Thursday, May 31, 2007
Monday, May 28, 2007
Friday, May 11, 2007
Comfortable it ain’t, but you can’t beat Film Forum for its repertoire programming. Earlier this week, we endured the shoddy seating and chilly temperatures to watch a double feature: “Our Man in Havana” (1959), followed by “The Spy Who Came in From the Cold” (1965).
Of the two, “Our Man in Havana” is a better all-around movie: James Wormold, a vacuum cleaner salesman in pre-Castro Cuba, accidentally gets recruited into the British secret service. Completely at a loss for how to be a spy, he begins making things up about not just about the spies he’s supposedly enlisted to the cause but also about clandestine activities taking place in the mountains (he even sends in models of advanced weaponry, based on his vacuum cleaners).
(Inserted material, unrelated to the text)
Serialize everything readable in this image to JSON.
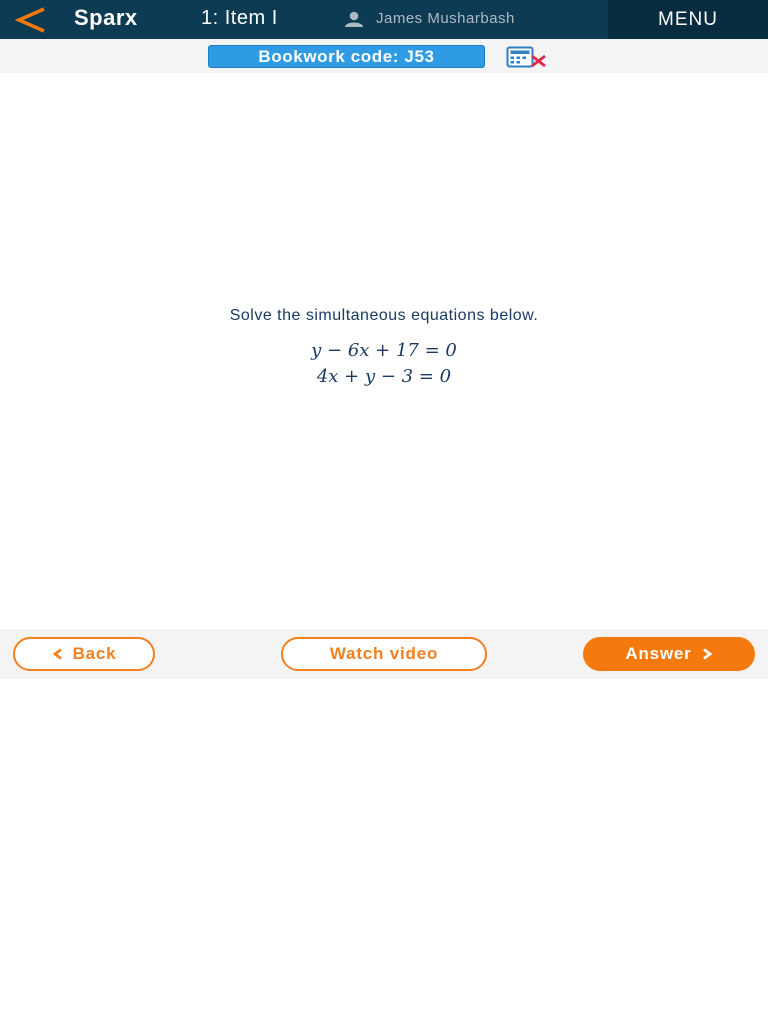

Things get sticky when London sends a secretary and radio man to help Wormold run his network, and stickier still when his ‘agents’ start turning up dead. Graham Greene wrote the screenplay based on his eponymous novel—and the result’s full of jokes, shots of Cuba, attentive mise-en-scene, and themes about the importance of imagination and fantasy in the life of any worthwhile (or would-be) spy.
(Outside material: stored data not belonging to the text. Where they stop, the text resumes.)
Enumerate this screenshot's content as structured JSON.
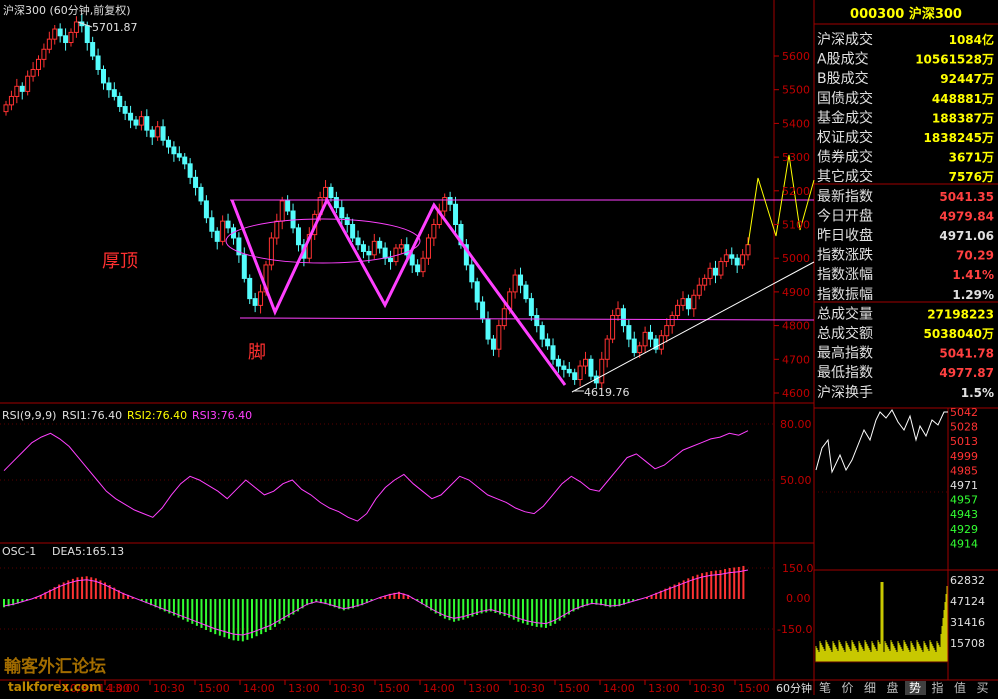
{
  "main_chart": {
    "title": "沪深300 (60分钟,前复权)",
    "high_label": "5701.87",
    "low_label": "4619.76",
    "annotation_top": "厚顶",
    "annotation_bottom": "脚",
    "y_ticks": [
      "5600",
      "5500",
      "5400",
      "5300",
      "5200",
      "5100",
      "5000",
      "4900",
      "4800",
      "4700",
      "4600"
    ],
    "x_labels": [
      "10/31 14:00",
      "13:00",
      "10:30",
      "15:00",
      "14:00",
      "13:00",
      "10:30",
      "15:00",
      "14:00",
      "13:00",
      "10:30",
      "15:00",
      "14:00",
      "13:00",
      "10:30",
      "15:00"
    ],
    "period_label": "60分钟"
  },
  "rsi_panel": {
    "label": "RSI(9,9,9)",
    "rsi1": "RSI1:76.40",
    "rsi2": "RSI2:76.40",
    "rsi3": "RSI3:76.40",
    "y_ticks": [
      "80.00",
      "50.00"
    ]
  },
  "osc_panel": {
    "label": "OSC-1",
    "dea": "DEA5:165.13",
    "y_ticks": [
      "150.0",
      "0.00",
      "-150.0"
    ]
  },
  "side_panel": {
    "header": "000300 沪深300",
    "rows": [
      {
        "label": "沪深成交",
        "value": "1084亿",
        "color": "#ffff00"
      },
      {
        "label": "A股成交",
        "value": "10561528万",
        "color": "#ffff00"
      },
      {
        "label": "B股成交",
        "value": "92447万",
        "color": "#ffff00"
      },
      {
        "label": "国债成交",
        "value": "448881万",
        "color": "#ffff00"
      },
      {
        "label": "基金成交",
        "value": "188387万",
        "color": "#ffff00"
      },
      {
        "label": "权证成交",
        "value": "1838245万",
        "color": "#ffff00"
      },
      {
        "label": "债券成交",
        "value": "3671万",
        "color": "#ffff00"
      },
      {
        "label": "其它成交",
        "value": "7576万",
        "color": "#ffff00"
      },
      {
        "label": "最新指数",
        "value": "5041.35",
        "color": "#ff4040"
      },
      {
        "label": "今日开盘",
        "value": "4979.84",
        "color": "#ff4040"
      },
      {
        "label": "昨日收盘",
        "value": "4971.06",
        "color": "#e0e0e0"
      },
      {
        "label": "指数涨跌",
        "value": "70.29",
        "color": "#ff4040"
      },
      {
        "label": "指数涨幅",
        "value": "1.41%",
        "color": "#ff4040"
      },
      {
        "label": "指数振幅",
        "value": "1.29%",
        "color": "#e0e0e0"
      },
      {
        "label": "总成交量",
        "value": "27198223",
        "color": "#ffff00"
      },
      {
        "label": "总成交额",
        "value": "5038040万",
        "color": "#ffff00"
      },
      {
        "label": "最高指数",
        "value": "5041.78",
        "color": "#ff4040"
      },
      {
        "label": "最低指数",
        "value": "4977.87",
        "color": "#ff4040"
      },
      {
        "label": "沪深换手",
        "value": "1.5%",
        "color": "#e0e0e0"
      }
    ],
    "mini_price_ticks": [
      "5042",
      "5028",
      "5013",
      "4999",
      "4985",
      "4971",
      "4957",
      "4943",
      "4929",
      "4914"
    ],
    "mini_volume_ticks": [
      "62832",
      "47124",
      "31416",
      "15708"
    ],
    "tabs": [
      "笔",
      "价",
      "细",
      "盘",
      "势",
      "指",
      "值",
      "买"
    ]
  },
  "watermark": {
    "text1": "輸客外汇论坛",
    "text2": "talkforex.com"
  },
  "chart_data": {
    "type": "candlestick",
    "ylim": [
      4560,
      5760
    ],
    "close": [
      5455,
      5480,
      5510,
      5495,
      5540,
      5560,
      5590,
      5620,
      5650,
      5680,
      5660,
      5640,
      5670,
      5701,
      5690,
      5640,
      5600,
      5560,
      5520,
      5500,
      5480,
      5450,
      5430,
      5410,
      5395,
      5420,
      5380,
      5360,
      5390,
      5350,
      5330,
      5310,
      5300,
      5280,
      5240,
      5210,
      5170,
      5120,
      5080,
      5050,
      5110,
      5090,
      5060,
      5010,
      4940,
      4880,
      4860,
      4900,
      4980,
      5060,
      5110,
      5170,
      5140,
      5090,
      5040,
      5000,
      5070,
      5130,
      5180,
      5210,
      5180,
      5150,
      5120,
      5100,
      5060,
      5040,
      5020,
      5010,
      5050,
      5030,
      5000,
      4990,
      5030,
      5040,
      5010,
      4980,
      4960,
      5000,
      5060,
      5100,
      5140,
      5180,
      5160,
      5100,
      5040,
      4980,
      4930,
      4870,
      4820,
      4760,
      4730,
      4800,
      4850,
      4900,
      4950,
      4920,
      4880,
      4830,
      4800,
      4760,
      4740,
      4700,
      4680,
      4670,
      4660,
      4640,
      4680,
      4700,
      4650,
      4630,
      4700,
      4760,
      4830,
      4850,
      4800,
      4760,
      4720,
      4740,
      4780,
      4760,
      4730,
      4770,
      4800,
      4830,
      4860,
      4880,
      4850,
      4890,
      4920,
      4940,
      4970,
      4950,
      4990,
      5010,
      5000,
      4980,
      5010,
      5040
    ],
    "swing_high": 5701.87,
    "swing_low": 4619.76,
    "resistance_level": 5235,
    "support_level": 4820,
    "rsi": {
      "name": "RSI1",
      "values": [
        55,
        60,
        65,
        70,
        73,
        75,
        72,
        68,
        62,
        56,
        50,
        44,
        40,
        37,
        34,
        32,
        30,
        35,
        42,
        48,
        52,
        50,
        47,
        44,
        40,
        45,
        50,
        46,
        42,
        44,
        48,
        50,
        45,
        42,
        38,
        35,
        33,
        30,
        28,
        32,
        40,
        46,
        50,
        53,
        48,
        44,
        40,
        42,
        47,
        52,
        50,
        46,
        42,
        40,
        38,
        35,
        33,
        32,
        36,
        42,
        48,
        52,
        49,
        45,
        44,
        50,
        56,
        62,
        64,
        60,
        56,
        58,
        62,
        66,
        68,
        70,
        72,
        73,
        75,
        74,
        76.4
      ]
    },
    "osc": {
      "values": [
        -40,
        -30,
        -15,
        0,
        20,
        45,
        70,
        90,
        105,
        110,
        100,
        80,
        55,
        30,
        10,
        -10,
        -30,
        -50,
        -70,
        -90,
        -110,
        -130,
        -150,
        -170,
        -185,
        -200,
        -205,
        -190,
        -170,
        -150,
        -120,
        -90,
        -60,
        -30,
        -15,
        -25,
        -40,
        -55,
        -45,
        -30,
        -10,
        10,
        25,
        35,
        20,
        -10,
        -40,
        -70,
        -95,
        -110,
        -100,
        -85,
        -70,
        -60,
        -75,
        -90,
        -110,
        -125,
        -135,
        -140,
        -120,
        -90,
        -60,
        -40,
        -25,
        -30,
        -40,
        -35,
        -20,
        -5,
        10,
        30,
        50,
        70,
        90,
        110,
        125,
        135,
        140,
        150,
        155,
        165.13
      ]
    }
  }
}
Then we left fun, sunny Cuba for the cold, cold war of “The Spy Who Came in From the Cold.” Also based on a novel, this movie follows Alec Leamas as he resigns from the British secret service and defects to eastern Europe—or does he? It’s a gray and cerebral take on the gray and cerebral nature of morality. As the movie goes to great lengths to point out, rigid adhesion to any belief—capitalist or communist—inevitably leads to destructive, antisocial behavior.
Wednesday, May 02, 2007
Despite its ongoing corporatization and 50% hike in ticket prices, the Tribeca Film Festival continues to offer New Yorkers a chance to see indie and international movies that might not receive a mainstream release. Last night we saw “Nacido y criado” (Born and Bred) in a theater on 34th just two-fifths full.
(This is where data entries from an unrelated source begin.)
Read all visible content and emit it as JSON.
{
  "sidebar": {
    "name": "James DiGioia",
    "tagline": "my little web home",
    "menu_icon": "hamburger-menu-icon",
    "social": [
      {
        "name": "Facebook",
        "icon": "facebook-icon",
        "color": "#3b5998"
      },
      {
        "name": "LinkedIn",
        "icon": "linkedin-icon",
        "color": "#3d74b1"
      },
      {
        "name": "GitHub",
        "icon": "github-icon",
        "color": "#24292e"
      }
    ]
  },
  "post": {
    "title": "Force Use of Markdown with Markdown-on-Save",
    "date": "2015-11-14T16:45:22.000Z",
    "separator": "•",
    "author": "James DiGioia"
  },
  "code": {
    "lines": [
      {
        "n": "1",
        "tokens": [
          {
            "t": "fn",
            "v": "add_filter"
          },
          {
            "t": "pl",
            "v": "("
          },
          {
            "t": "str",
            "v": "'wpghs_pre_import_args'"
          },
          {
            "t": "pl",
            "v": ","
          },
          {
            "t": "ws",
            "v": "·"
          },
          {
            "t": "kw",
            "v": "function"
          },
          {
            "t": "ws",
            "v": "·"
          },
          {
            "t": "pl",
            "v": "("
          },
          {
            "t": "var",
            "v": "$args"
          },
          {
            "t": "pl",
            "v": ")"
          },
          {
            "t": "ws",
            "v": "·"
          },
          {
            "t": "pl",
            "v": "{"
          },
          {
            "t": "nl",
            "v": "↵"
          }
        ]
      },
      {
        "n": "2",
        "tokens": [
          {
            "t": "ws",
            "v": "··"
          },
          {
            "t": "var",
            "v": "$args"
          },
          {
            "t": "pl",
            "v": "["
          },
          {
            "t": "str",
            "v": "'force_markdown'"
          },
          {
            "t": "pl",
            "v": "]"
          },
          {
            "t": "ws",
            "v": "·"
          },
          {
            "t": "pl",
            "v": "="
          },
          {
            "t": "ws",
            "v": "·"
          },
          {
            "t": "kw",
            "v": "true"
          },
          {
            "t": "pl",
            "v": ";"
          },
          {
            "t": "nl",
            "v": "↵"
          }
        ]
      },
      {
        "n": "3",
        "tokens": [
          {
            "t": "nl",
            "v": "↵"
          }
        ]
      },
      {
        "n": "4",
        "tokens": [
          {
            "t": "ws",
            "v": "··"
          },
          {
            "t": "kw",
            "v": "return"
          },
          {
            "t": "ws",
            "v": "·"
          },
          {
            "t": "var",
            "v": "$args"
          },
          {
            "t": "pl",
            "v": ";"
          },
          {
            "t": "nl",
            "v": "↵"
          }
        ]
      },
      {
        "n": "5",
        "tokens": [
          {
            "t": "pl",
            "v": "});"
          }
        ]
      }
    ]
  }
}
Pablo Trapero, a major part of the burgeoning Argentine new wave, wrote and directed the story of an interior designer named Santiago who abandons culture and civilization for the loneliness and emptiness of Patagonia. After a terrible car accident, Santiago disappears into a new life at a tiny airport along with Roberto and Cacique, but the rural area’s terrible weather means the trio have more time for drink and debauchery. Nobody in his new life knows about the accident, nobody from his old life knows where he is, and, most importantly, he left before he could find out whether his beloved wife and daughter survived.
As a whole, the movie owes much to New Hollywood, particularly in its long, long takes and gritty realism. The close ups of a suffering Santiago contrast with the wide shots of the vast frozen landscape, bordered by snowy mountains. Sometimes it’s as melodramatic as it sounds. During the Q&A, Trapero explained that the movie’s title has two meanings: Santiago is reborn after the accident a difficult, changed man, and Argentines abbreviate the phrase nacido y criado as "nyc," a slangy way of demonstrating your place cred.
Tuesday, May 01, 2007
The building's exterior is beautiful, overlooking both the Brooklyn Bridge and City Hall Park. The interior is another beast altogether, institutional and aging. Nevertheless, even the security guard congratulated us as he checked our bags. Today we got our marriage license. Ain't no stopping us now.